Halloween isn’t the only candy-licious holiday this week. Sunday marks the start of the Hindu celebration called Diwali. And the sweets shelves are piled high at Patel Brothers in Pineville.

If you haven’t been to Patel Brothers, in the Centrum shopping cluster opposite Carolina Place Mall, this is a fun time of the year to explore. The store’s motto is “Celebrating Our Food … Our Culture.” As Diwali approaches, Patel Brothers can feel like the busiest place in Charlotte.

For people from India, Diwali is the beginning of the New Year. But it’s also a bit like American Thanksgiving – lots of family visiting, lots of traditional cooking, says store manager Nikunj Patel. “People go to each other’s house to celebrate, light candles.”

Sweets are almost the first thing you see when you walk in the store, arrayed in an open-front chilled case not far from a display of little clay-pot candles.

Bright colors abound. Hot pinks, yellows and greens signal Diwali in much the way that orange heralds Halloween.
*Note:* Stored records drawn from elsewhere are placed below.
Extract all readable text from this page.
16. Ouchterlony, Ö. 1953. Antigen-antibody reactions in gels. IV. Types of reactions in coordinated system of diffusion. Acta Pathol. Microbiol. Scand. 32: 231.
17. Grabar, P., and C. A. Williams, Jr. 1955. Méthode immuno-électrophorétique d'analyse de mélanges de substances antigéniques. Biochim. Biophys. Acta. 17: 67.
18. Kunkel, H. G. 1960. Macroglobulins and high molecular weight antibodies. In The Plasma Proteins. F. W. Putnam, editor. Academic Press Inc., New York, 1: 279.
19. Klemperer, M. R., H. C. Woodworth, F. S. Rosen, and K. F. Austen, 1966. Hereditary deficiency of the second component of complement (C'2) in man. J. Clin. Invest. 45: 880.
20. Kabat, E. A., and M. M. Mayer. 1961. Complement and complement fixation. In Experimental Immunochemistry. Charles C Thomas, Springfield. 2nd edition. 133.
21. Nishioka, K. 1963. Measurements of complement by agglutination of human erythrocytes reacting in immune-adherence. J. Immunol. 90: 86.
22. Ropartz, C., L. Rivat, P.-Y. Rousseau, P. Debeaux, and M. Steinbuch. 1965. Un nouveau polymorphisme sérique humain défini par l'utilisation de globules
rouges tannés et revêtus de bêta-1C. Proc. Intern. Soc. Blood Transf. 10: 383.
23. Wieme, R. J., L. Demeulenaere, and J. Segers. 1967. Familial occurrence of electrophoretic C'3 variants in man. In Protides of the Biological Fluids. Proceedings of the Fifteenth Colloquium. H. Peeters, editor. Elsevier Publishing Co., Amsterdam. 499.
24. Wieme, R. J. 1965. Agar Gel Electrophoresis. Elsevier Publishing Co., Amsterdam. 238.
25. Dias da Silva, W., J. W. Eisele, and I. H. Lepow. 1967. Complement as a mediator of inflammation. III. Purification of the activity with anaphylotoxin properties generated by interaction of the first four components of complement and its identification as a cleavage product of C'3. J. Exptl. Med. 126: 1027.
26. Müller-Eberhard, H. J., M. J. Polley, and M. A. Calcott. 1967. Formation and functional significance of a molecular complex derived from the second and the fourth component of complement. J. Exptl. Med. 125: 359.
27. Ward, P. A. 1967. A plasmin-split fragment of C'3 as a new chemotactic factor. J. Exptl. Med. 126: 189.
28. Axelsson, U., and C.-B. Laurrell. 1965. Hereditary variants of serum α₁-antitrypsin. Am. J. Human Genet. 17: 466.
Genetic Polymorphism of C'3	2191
For instance, there are little yellow spheres of sweet fried dough called boondi – fun to say – with the same grab-a-handful appeal as M&M’s.
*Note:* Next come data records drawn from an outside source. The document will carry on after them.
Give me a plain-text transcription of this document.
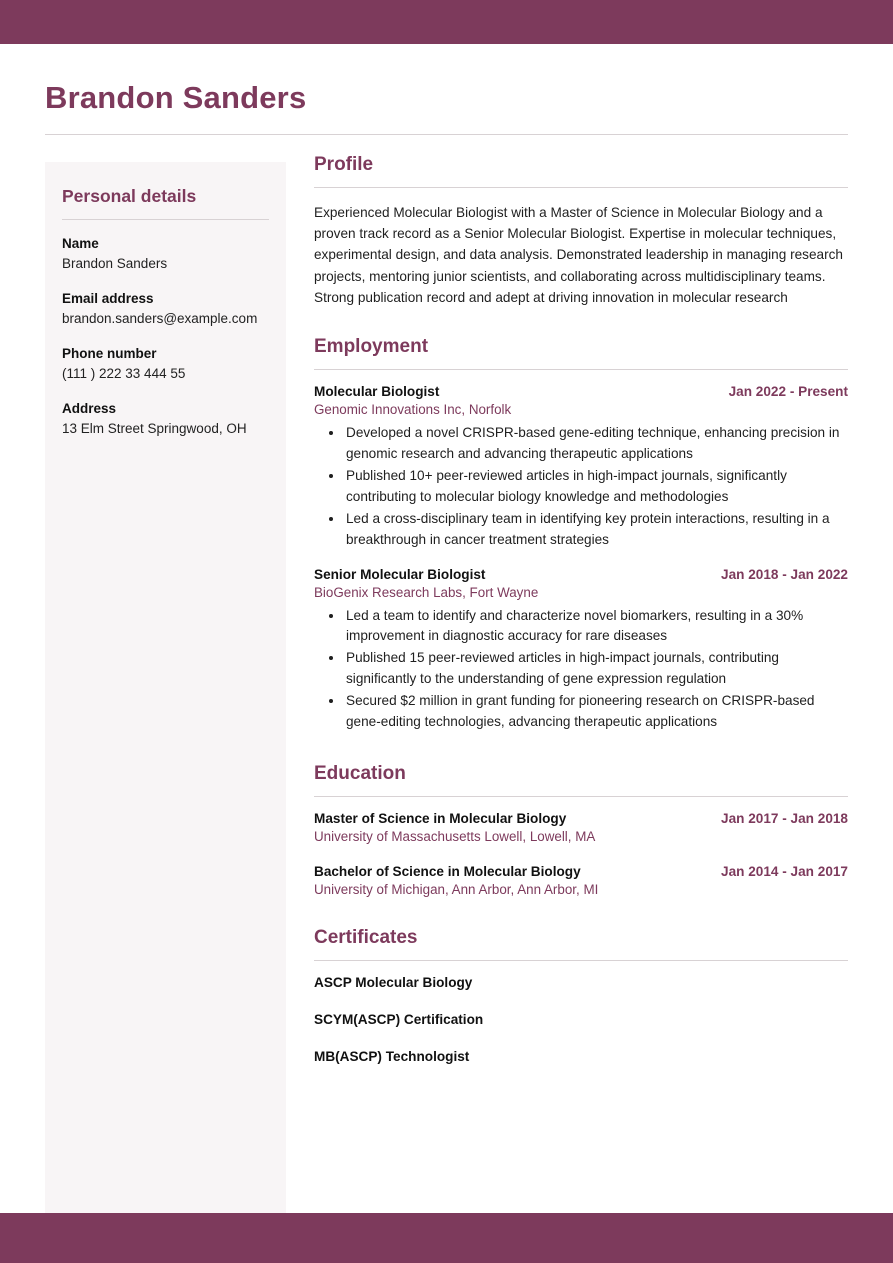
Brandon Sanders
Personal details
Name
Brandon Sanders
Email address
brandon.sanders@example.com
Phone number
(111 ) 222 33 444 55
Address
13 Elm Street Springwood, OH
Profile

Experienced Molecular Biologist with a Master of Science in Molecular Biology and a proven track record as a Senior Molecular Biologist. Expertise in molecular techniques, experimental design, and data analysis. Demonstrated leadership in managing research projects, mentoring junior scientists, and collaborating across multidisciplinary teams. Strong publication record and adept at driving innovation in molecular research

Employment
Molecular Biologist	Jan 2022 - Present
Genomic Innovations Inc, Norfolk
• Developed a novel CRISPR-based gene-editing technique, enhancing precision in genomic research and advancing therapeutic applications
• Published 10+ peer-reviewed articles in high-impact journals, significantly contributing to molecular biology knowledge and methodologies
• Led a cross-disciplinary team in identifying key protein interactions, resulting in a breakthrough in cancer treatment strategies
Senior Molecular Biologist	Jan 2018 - Jan 2022
BioGenix Research Labs, Fort Wayne
• Led a team to identify and characterize novel biomarkers, resulting in a 30% improvement in diagnostic accuracy for rare diseases
• Published 15 peer-reviewed articles in high-impact journals, contributing significantly to the understanding of gene expression regulation
• Secured $2 million in grant funding for pioneering research on CRISPR-based gene-editing technologies, advancing therapeutic applications
Education
Master of Science in Molecular Biology	Jan 2017 - Jan 2018
University of Massachusetts Lowell, Lowell, MA
Bachelor of Science in Molecular Biology	Jan 2014 - Jan 2017
University of Michigan, Ann Arbor, Ann Arbor, MI
Certificates
ASCP Molecular Biology
SCYM(ASCP) Certification
MB(ASCP) Technologist
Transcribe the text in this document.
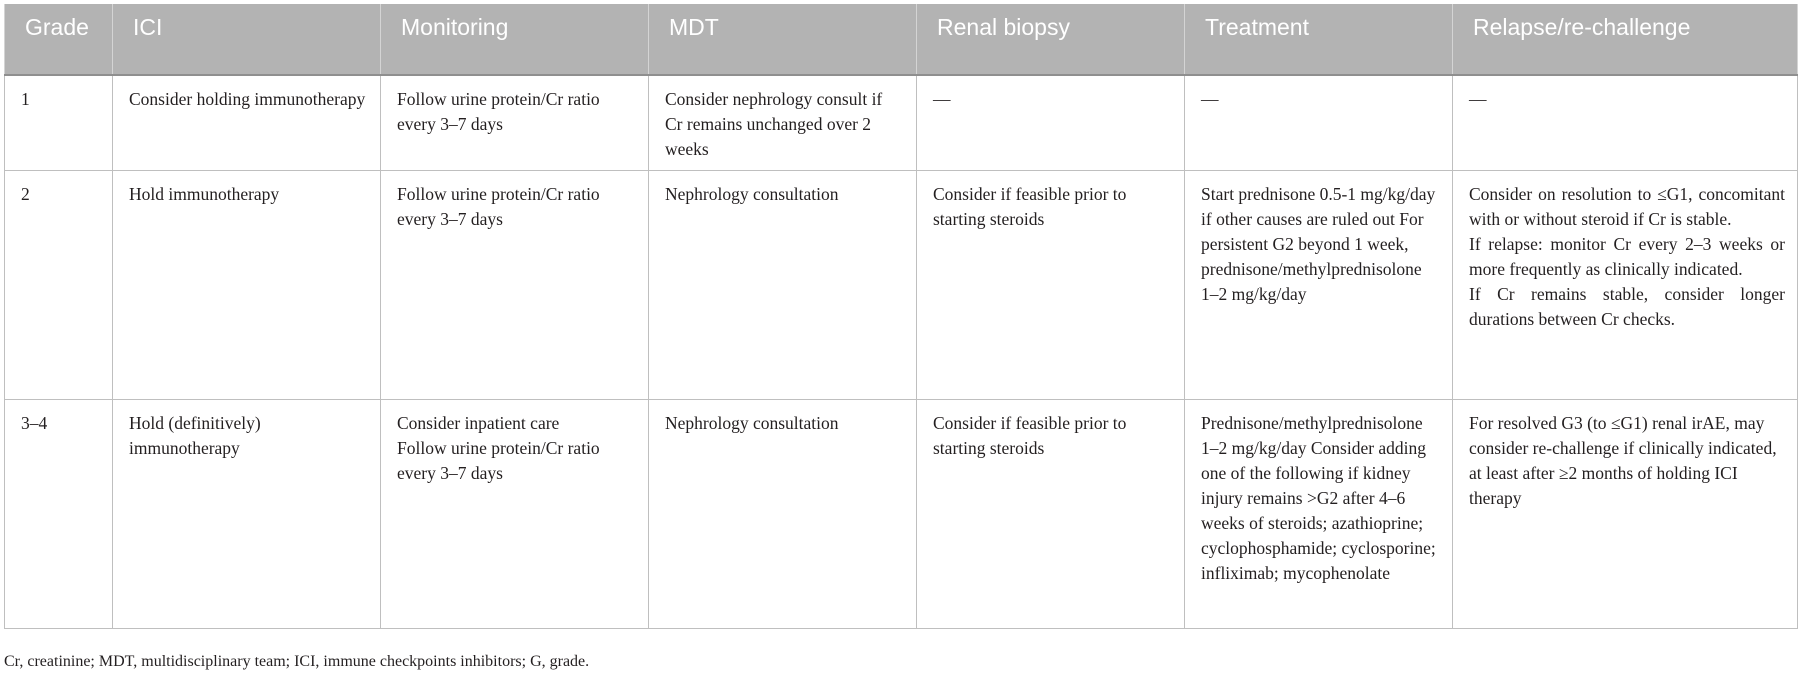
Grade	ICI	Monitoring	MDT	Renal biopsy	Treatment	Relapse/re-challenge
1	Consider holding immunotherapy	Follow urine protein/Cr ratio every 3–7 days	Consider nephrology consult if Cr remains unchanged over 2 weeks	—	—	—

2	Hold immunotherapy	Follow urine protein/Cr ratio every 3–7 days	Nephrology consultation	Consider if feasible prior to starting steroids	Start prednisone 0.5-1 mg/kg/day if other causes are ruled out For persistent G2 beyond 1 week, prednisone/methylprednisolone 1–2 mg/kg/day	Consider on resolution to ≤G1, concomitant with or without steroid if Cr is stable.
If relapse: monitor Cr every 2–3 weeks or more frequently as clinically indicated.
If Cr remains stable, consider longer durations between Cr checks.

3–4	Hold (definitively) immunotherapy	Consider inpatient care
Follow urine protein/Cr ratio every 3–7 days	Nephrology consultation	Consider if feasible prior to starting steroids	Prednisone/methylprednisolone 1–2 mg/kg/day Consider adding one of the following if kidney injury remains >G2 after 4–6 weeks of steroids; azathioprine; cyclophosphamide; cyclosporine; infliximab; mycophenolate	For resolved G3 (to ≤G1) renal irAE, may consider re-challenge if clinically indicated, at least after ≥2 months of holding ICI therapy
Cr, creatinine; MDT, multidisciplinary team; ICI, immune checkpoints inhibitors; G, grade.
Many Diwali sweets make use of cashews. Spelled kaju in the Hindi language, the nuts have been a favorite in India since Portuguese traders brought them from Brazil in the 1500s.

Look for cashew burfi, sweet cakes made with cashew nut powder. Or try kaju cutlet – colorful doughs and cashews, all encased in a sugary exterior. Slice across it like a cutlet and the interior is exposed like a miniature treasure chest.

What’s Patel’s favorite? “Kaju katli, that’s most popular with nearly everybody,” he chuckles. “Cashews and sugar – that’s it.”